BLU-RAY REVIEW: THE EXORCIST (40TH ANNIVERSARY EDITION) / CERT: 18 / DIRECTOR: WILLIAM FRIEDKIN / SCREENPLAY: WILLIAM PETER BLATTY / STARRING: ELLEN BURSTYN, MAX VON SYDOW, LINDA BLAIR, JASON MILLER / RELEASE DATE: OUT NOW
Writing a synopsis for The Exorcist is a bit like trying to decipher one point of view from another. Is it a story about a young girl who becomes possessed by the devil, or is it about two Jesuit priests who fight a battle against demons both personal and physical? Or is it, as writer Blatty suggests during one interview, a love story of a priest giving his life for a young girl who he never really met?
In truth, it is all of these things and more depending on your individual point of view. An incredibly rare example of a motion picture that completely ignores genre, The Exorcist continues to provoke debate even 40 years on. Despite the marketing to the contrary, it is far from a horror film, neither is it a thriller, drama or even a comedy. It is, instead, a gateway to something far more important – incredible filmmaking.
Amongst The Exorcist’s more provoking scenes (including the oft-mentioned pea-soup projecting, head spinning and crucifix masturbation) are moments of unparalleled bravery and subtlety. Director William Friedkin may have been an arrogant lunatic on set, but it was just that self-belief which created something that nobody else had faith in at the time. Yes, marketing created the lines around the block and made it a success, but the genius of Friedkin and Blatty’s creation have ensured that this remains a classic piece of filmmaking 40 years on.
But what’s in this version to make it worth buying (again)? Well, for a start this edition contains both versions of the film (original theatrical and the extended director’s cut) each with their own commentary tracks – making this a must-have purchase before you even get to the other extras. What follows are a plethora of assembled documentaries that bulk out this impressive three-disc set, although at times you do find some of the interviews regurgitated a little.
Dotted among the immersive sketches, storyboards, TV spots and radio and movie trailers is some great new content. Disc one boasts Raising Hell, featuring never-before-seen behind-the-scenes footage shot during the making of the film. While there is always an argument for this kind of content hammering through the fourth wall, you can’t escape the wonderment of seeing effects shots from behind the lens, or Linda Blair in full make-up grinning with joy and sticking her tongue out.

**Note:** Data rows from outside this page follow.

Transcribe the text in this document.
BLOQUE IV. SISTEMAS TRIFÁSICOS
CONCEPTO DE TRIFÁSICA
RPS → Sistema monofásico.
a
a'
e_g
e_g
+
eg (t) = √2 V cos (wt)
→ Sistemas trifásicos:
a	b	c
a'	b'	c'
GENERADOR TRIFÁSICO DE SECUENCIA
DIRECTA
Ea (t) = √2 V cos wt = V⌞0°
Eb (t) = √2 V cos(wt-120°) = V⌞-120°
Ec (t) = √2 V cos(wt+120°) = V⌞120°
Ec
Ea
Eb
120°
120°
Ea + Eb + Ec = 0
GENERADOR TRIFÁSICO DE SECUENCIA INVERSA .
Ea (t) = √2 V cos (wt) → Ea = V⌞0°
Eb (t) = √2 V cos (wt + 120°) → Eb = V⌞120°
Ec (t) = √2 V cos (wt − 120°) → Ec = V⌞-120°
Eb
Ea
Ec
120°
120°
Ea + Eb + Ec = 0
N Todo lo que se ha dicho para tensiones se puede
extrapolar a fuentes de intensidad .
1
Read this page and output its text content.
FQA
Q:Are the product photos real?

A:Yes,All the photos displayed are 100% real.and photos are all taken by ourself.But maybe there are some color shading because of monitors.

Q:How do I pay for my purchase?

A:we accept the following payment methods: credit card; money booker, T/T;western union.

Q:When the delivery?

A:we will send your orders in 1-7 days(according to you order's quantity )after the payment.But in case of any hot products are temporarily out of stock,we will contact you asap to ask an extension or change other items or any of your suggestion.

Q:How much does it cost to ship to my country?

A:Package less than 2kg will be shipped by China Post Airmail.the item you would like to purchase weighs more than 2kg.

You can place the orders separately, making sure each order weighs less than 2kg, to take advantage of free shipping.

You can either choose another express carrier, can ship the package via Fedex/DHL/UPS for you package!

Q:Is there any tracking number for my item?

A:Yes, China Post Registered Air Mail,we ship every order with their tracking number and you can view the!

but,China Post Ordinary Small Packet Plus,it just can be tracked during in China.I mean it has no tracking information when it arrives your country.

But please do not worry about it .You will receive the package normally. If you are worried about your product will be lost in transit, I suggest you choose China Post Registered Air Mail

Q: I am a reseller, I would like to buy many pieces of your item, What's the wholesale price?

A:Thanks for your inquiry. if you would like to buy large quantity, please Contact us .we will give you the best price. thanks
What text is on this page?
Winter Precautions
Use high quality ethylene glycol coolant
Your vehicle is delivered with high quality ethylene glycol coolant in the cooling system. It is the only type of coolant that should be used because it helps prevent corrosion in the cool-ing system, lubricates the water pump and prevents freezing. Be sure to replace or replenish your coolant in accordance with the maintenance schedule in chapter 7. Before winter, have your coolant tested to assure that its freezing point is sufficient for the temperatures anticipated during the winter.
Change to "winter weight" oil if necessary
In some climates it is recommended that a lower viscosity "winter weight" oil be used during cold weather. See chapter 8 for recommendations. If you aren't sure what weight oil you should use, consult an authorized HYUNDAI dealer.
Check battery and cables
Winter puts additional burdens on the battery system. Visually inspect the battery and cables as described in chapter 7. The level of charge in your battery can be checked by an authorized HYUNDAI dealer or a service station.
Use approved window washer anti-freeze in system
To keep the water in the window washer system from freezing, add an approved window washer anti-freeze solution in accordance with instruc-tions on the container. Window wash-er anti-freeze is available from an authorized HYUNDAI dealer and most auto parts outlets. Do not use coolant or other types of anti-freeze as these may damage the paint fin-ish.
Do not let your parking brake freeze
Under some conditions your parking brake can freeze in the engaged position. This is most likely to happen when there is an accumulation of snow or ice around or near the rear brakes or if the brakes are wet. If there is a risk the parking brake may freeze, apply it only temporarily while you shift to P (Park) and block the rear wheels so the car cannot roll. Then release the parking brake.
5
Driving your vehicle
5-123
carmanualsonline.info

Faces of Evil breaks down the reasoning behind the more recent director’s cut while Georgetown Then and Now does exactly what you expect it to.
This wouldn’t be a complete Exorcist experience without Mark Kermode, and to that end it’s great to see him pop up in the 1998 documentary The Fear of God on disc two. Some un-edited interviews from the doc are also included along with the intended original ending (with bad sound intact).
Disc three holds the most intimate additions to the Exorcist story. Beyond Comprehension takes Blatty back to the guest house where he wrote the novel over four decades ago as well as the infamous steps in Georgetown, and retraces the torturous history of his story’s inception. He also manages a pretty good plug for the new edition of the book that he was pleased to be able to produce a new draft for. Finally, Talk of the Devil shows some incredible footage of Father Eugene Gallagher (the priest who had mentioned a case of possession to Blatty’s class while the budding writer was attending Georgetown University) discussing his former pupil and Exorcism in general. He goes on a bit (the interviewer checks his watch three times), but it is nevertheless a fascinating addition to The Exorcist’s story. As they surmise towards the end of the interview, had Gallagher not mentioned the exorcism in class, there may never have been a book or a movie.
Some might argue that if you are a horror fan, you shouldn’t be without this in your collection, and while that might be true it certainly isn’t the whole story. Fans of cinema, storytelling and filmmaking should also count this release as a must-buy. Come on, the power of Blu-ray compels you!